Viserys is that one creep in your college dorm who scored the only single on your floor when his roommate dropped out suddenly sophomore year. The guy who built models of German WWII aircraft. Fun-Takked Penthouse and Hustler centerfolds over his bed. Never went to class, but every so often you'd see him behind the dining hall hucking throwing stars at old mattresses. You know? That guy.
Otto stammers out the news that Rhaenrya was seen coupling with Daemon "in the bowels of a pleasure den" (Reader, I chuckled). The king refuses to believe it, and accuses Otto of scheming for the throne. Alicent overhears this ...
... and confronts Rhaenyra in the godswood. Rhaenyra denies the accusations and makes a great show of offense. (There's a nice bit of blocking here: As Alicent accuses Rhaenyra, she stands higher up on the hill leading to the weirwood tree, looking down at the princess. But as soon as Rhaenyra clocks that Alicent has no proof, and launches into her affronted denials, she climbs up the hill and turns on the queen, peering down at her. Seizing the high ground, morally and literally.)
Rhaenyra makes a choice here. She could simply say that she and Daemon didn't ... um, "couple," and she'd be telling the truth. But she goes further, swearing upon the memory of her mother that Daemon "never touched" her, which: lie. Snopes.com. Four Pinocchios.
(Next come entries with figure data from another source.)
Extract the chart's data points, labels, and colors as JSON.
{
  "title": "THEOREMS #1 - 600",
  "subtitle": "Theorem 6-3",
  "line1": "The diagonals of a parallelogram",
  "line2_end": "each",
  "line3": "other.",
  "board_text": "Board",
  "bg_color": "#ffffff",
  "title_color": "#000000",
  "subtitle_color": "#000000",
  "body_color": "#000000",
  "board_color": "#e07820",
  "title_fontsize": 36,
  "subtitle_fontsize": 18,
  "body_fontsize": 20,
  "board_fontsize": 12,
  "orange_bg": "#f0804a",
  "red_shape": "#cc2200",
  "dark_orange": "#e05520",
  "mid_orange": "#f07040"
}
The letter opener ... of DOOM
Daemon stumbles back to the Red Keep and is brought before the king, who confronts him with the White Worm's intel. Daemon, pointedly, doesn't deny that he and Rhaenyra had sex. He's not simply being a toxic lying creep, here; he wants Viserys to believe it, because he thinks it would make the king more receptive to his pitch to wed Rhaenrya.
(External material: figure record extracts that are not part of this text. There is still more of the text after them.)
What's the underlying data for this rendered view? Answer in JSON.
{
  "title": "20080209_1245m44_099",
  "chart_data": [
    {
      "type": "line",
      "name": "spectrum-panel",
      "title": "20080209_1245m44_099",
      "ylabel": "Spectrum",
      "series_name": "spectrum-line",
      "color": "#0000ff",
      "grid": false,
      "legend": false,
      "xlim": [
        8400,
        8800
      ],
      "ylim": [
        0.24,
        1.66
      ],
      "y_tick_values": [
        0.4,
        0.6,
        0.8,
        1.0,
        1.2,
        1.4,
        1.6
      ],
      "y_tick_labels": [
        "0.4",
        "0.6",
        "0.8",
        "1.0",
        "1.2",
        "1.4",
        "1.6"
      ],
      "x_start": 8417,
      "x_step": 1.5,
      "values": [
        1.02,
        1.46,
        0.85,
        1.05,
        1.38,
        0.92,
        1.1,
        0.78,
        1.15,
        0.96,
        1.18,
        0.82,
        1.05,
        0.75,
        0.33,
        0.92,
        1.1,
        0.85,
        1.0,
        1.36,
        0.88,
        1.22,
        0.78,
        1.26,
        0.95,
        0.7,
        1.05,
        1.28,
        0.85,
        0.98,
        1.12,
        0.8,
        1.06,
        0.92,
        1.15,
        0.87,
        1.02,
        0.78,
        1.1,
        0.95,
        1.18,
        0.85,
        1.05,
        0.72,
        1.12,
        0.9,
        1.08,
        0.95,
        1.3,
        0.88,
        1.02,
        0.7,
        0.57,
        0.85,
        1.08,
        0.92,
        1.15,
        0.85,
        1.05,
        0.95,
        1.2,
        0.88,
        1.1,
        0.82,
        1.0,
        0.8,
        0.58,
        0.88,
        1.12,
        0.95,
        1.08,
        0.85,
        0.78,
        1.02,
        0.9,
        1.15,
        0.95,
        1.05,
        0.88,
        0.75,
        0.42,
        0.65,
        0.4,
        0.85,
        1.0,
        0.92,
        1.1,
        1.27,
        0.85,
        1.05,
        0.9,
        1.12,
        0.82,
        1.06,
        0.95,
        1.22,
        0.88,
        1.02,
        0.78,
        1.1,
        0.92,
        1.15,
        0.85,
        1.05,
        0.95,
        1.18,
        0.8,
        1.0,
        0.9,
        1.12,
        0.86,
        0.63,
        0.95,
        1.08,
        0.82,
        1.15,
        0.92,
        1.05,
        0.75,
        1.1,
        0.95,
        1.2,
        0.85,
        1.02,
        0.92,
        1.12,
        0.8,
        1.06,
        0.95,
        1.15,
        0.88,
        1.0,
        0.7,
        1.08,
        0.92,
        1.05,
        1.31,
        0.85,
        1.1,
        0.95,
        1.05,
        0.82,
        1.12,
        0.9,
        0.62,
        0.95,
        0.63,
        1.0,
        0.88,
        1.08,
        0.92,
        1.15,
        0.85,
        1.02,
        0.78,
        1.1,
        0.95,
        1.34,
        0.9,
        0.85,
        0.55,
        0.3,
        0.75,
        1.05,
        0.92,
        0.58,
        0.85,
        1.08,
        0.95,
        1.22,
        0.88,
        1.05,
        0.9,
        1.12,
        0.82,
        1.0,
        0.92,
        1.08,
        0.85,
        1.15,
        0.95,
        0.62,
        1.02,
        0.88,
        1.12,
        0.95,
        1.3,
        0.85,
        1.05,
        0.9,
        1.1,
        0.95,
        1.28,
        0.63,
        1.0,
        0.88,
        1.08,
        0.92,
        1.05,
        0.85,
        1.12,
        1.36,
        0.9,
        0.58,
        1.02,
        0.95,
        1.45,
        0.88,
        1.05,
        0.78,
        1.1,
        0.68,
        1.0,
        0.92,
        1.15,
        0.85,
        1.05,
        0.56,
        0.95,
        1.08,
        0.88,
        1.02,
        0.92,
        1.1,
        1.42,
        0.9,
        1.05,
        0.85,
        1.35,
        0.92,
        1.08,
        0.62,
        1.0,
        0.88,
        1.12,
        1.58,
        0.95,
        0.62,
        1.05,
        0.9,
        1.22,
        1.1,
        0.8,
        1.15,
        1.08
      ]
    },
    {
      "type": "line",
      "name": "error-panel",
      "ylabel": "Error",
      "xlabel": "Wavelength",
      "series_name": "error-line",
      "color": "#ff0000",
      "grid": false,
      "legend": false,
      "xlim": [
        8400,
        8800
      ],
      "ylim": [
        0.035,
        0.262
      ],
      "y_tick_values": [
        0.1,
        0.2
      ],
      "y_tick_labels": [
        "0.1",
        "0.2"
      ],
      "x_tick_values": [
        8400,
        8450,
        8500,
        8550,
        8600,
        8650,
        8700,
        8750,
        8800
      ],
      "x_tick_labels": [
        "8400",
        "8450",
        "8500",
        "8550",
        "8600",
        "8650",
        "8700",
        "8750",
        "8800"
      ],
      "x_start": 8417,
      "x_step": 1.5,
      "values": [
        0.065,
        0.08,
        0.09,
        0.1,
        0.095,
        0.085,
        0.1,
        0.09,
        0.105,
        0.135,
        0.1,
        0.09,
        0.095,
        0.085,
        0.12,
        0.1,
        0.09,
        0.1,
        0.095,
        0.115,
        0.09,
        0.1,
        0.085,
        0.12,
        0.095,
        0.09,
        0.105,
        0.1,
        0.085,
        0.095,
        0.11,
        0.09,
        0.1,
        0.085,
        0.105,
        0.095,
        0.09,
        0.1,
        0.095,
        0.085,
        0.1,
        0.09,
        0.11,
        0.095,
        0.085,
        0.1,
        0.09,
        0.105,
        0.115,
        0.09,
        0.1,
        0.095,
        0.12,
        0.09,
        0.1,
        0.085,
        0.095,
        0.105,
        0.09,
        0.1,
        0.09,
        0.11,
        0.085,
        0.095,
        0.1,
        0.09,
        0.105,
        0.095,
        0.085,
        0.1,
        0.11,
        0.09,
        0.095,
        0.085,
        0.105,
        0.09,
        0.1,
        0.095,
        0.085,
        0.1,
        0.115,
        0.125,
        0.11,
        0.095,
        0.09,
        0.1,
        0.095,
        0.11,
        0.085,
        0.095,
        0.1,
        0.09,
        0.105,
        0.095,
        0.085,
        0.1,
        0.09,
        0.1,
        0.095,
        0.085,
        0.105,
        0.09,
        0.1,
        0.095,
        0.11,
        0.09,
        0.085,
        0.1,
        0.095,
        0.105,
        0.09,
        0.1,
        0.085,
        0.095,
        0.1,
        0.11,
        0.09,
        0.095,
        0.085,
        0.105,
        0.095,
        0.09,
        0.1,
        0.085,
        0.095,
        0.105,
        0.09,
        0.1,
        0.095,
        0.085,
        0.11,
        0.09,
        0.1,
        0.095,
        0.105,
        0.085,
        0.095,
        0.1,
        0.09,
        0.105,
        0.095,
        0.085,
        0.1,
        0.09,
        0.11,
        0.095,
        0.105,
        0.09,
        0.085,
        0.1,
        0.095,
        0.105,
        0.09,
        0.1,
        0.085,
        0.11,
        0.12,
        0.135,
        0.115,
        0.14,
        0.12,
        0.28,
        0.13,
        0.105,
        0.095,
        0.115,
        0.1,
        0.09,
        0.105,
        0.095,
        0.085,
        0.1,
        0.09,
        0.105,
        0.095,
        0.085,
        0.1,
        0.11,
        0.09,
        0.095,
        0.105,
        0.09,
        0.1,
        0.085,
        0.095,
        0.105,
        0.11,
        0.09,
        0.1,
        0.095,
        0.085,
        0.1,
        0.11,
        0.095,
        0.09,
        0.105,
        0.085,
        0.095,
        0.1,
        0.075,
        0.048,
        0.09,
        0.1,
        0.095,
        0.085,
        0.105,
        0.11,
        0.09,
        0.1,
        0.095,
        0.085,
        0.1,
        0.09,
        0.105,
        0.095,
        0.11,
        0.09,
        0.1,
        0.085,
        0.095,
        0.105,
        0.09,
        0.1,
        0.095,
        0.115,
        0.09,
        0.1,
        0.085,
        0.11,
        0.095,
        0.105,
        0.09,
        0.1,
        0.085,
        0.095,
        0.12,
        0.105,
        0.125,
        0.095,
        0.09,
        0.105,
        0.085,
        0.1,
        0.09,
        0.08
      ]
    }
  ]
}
The king ... very isn't. He exiles Daemon to the Vale, to rejoin his lawfully wedded wife. (Whom we haven't met yet, but likely will next week — she's the one Daemon referred to earlier as his "bronze bitch.") Real charmer, this guy.
Alicent, we learn, believes Rhaenyra, which convinces the king to summon his daughter to his porny, porny bedchamber. He shows her a dagger that once belonged to Aegon the Conqueror, which ties in to the prophecy he mentioned to her back in episode 1. It goes further, invoking the prophecy of The Prince That Was Promised. (Game of Thrones ended with Jon Snow being TPtwP, of course, but it's still possible that George R.R. Martin may go a different way in the books.)
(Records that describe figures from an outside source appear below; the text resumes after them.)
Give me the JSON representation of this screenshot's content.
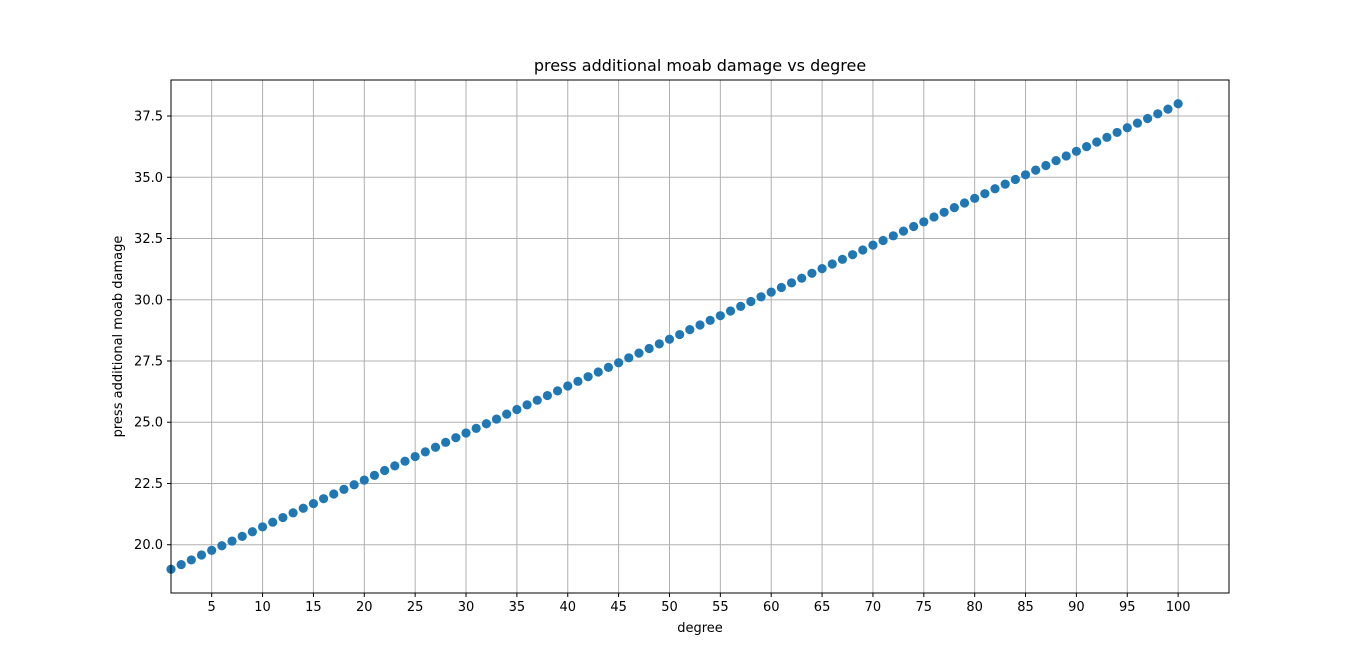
{
  "chart_data": {
    "type": "scatter",
    "title": "press additional moab damage vs degree",
    "xlabel": "degree",
    "ylabel": "press additional moab damage",
    "xlim": [
      1,
      105
    ],
    "ylim": [
      18.03,
      38.97
    ],
    "x_ticks": [
      5,
      10,
      15,
      20,
      25,
      30,
      35,
      40,
      45,
      50,
      55,
      60,
      65,
      70,
      75,
      80,
      85,
      90,
      95,
      100
    ],
    "y_ticks": [
      20.0,
      22.5,
      25.0,
      27.5,
      30.0,
      32.5,
      35.0,
      37.5
    ],
    "grid": true,
    "colors": {
      "marker": "#1f77b4"
    },
    "series": [
      {
        "x": [
          1,
          2,
          3,
          4,
          5,
          6,
          7,
          8,
          9,
          10,
          11,
          12,
          13,
          14,
          15,
          16,
          17,
          18,
          19,
          20,
          21,
          22,
          23,
          24,
          25,
          26,
          27,
          28,
          29,
          30,
          31,
          32,
          33,
          34,
          35,
          36,
          37,
          38,
          39,
          40,
          41,
          42,
          43,
          44,
          45,
          46,
          47,
          48,
          49,
          50,
          51,
          52,
          53,
          54,
          55,
          56,
          57,
          58,
          59,
          60,
          61,
          62,
          63,
          64,
          65,
          66,
          67,
          68,
          69,
          70,
          71,
          72,
          73,
          74,
          75,
          76,
          77,
          78,
          79,
          80,
          81,
          82,
          83,
          84,
          85,
          86,
          87,
          88,
          89,
          90,
          91,
          92,
          93,
          94,
          95,
          96,
          97,
          98,
          99,
          100
        ],
        "y": [
          19.0,
          19.19,
          19.38,
          19.58,
          19.77,
          19.96,
          20.15,
          20.34,
          20.53,
          20.73,
          20.92,
          21.11,
          21.3,
          21.49,
          21.68,
          21.88,
          22.07,
          22.26,
          22.45,
          22.64,
          22.83,
          23.03,
          23.22,
          23.41,
          23.6,
          23.79,
          23.98,
          24.18,
          24.37,
          24.56,
          24.75,
          24.94,
          25.13,
          25.33,
          25.52,
          25.71,
          25.9,
          26.09,
          26.28,
          26.48,
          26.67,
          26.86,
          27.05,
          27.24,
          27.43,
          27.63,
          27.82,
          28.01,
          28.2,
          28.39,
          28.58,
          28.78,
          28.97,
          29.16,
          29.35,
          29.54,
          29.73,
          29.93,
          30.12,
          30.31,
          30.5,
          30.69,
          30.88,
          31.08,
          31.27,
          31.46,
          31.65,
          31.84,
          32.03,
          32.23,
          32.42,
          32.61,
          32.8,
          32.99,
          33.18,
          33.38,
          33.57,
          33.76,
          33.95,
          34.14,
          34.33,
          34.53,
          34.72,
          34.91,
          35.1,
          35.29,
          35.48,
          35.68,
          35.87,
          36.06,
          36.25,
          36.44,
          36.63,
          36.83,
          37.02,
          37.21,
          37.4,
          37.59,
          37.78,
          38.0
        ]
      }
    ]
  }
}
Viserys orders Rheanyra to wed Laenor Velaryon, son of Corlys the Sea Snake (the kid who dracarysed all those archers in the Stepstones last week), thereby joining the Targaryen dragons to the Velaryons' vast fleet of ships. Rheanyra agrees but — still smarting from getting ratted out by Otto — insists that the king relieve his most trusted advisor of his duty.
Which the king does, removing Otto's Hand pin and giving him the Westerosi equivalent of a gold watch and sheet cake in the breakroom.
We end with Grand Maester Mellos entering Rhaenyra's bedchamber with a potion that will ensure she'll be able to fit into her wedding dress in next week's episode.
Parting Thoughts:
- We're almost midway through the season, at which point we'll swap out Milly Alcock and some of the rest of the cast for actors who'll play their characters as adults. Alcock was given a lot to do this episode, and she nailed it all — especially that moment when Rheanyra realizes she can seize the upper hand as Alicent is dressing her down. I'll say it again: Alcock will be missed.
- I have no idea why the series keeps going back to the prophecy nonsense. Sure, it ties the series into Game of Thrones, but we already know how all that stuff plays out. All it does is remind us how much less there is at stake now than there will be later, on an entirely different show.
- We missed out on Viserys' marriage to Alicent; here's hoping we all get an invite to a real Seven Kingdoms royal wedding next week. The swag bags alone!
- There's a civil war coming, but the cracks that will grow into the split that sets it all off are still surprisingly thin and spidery. We are in for a long haul, folks.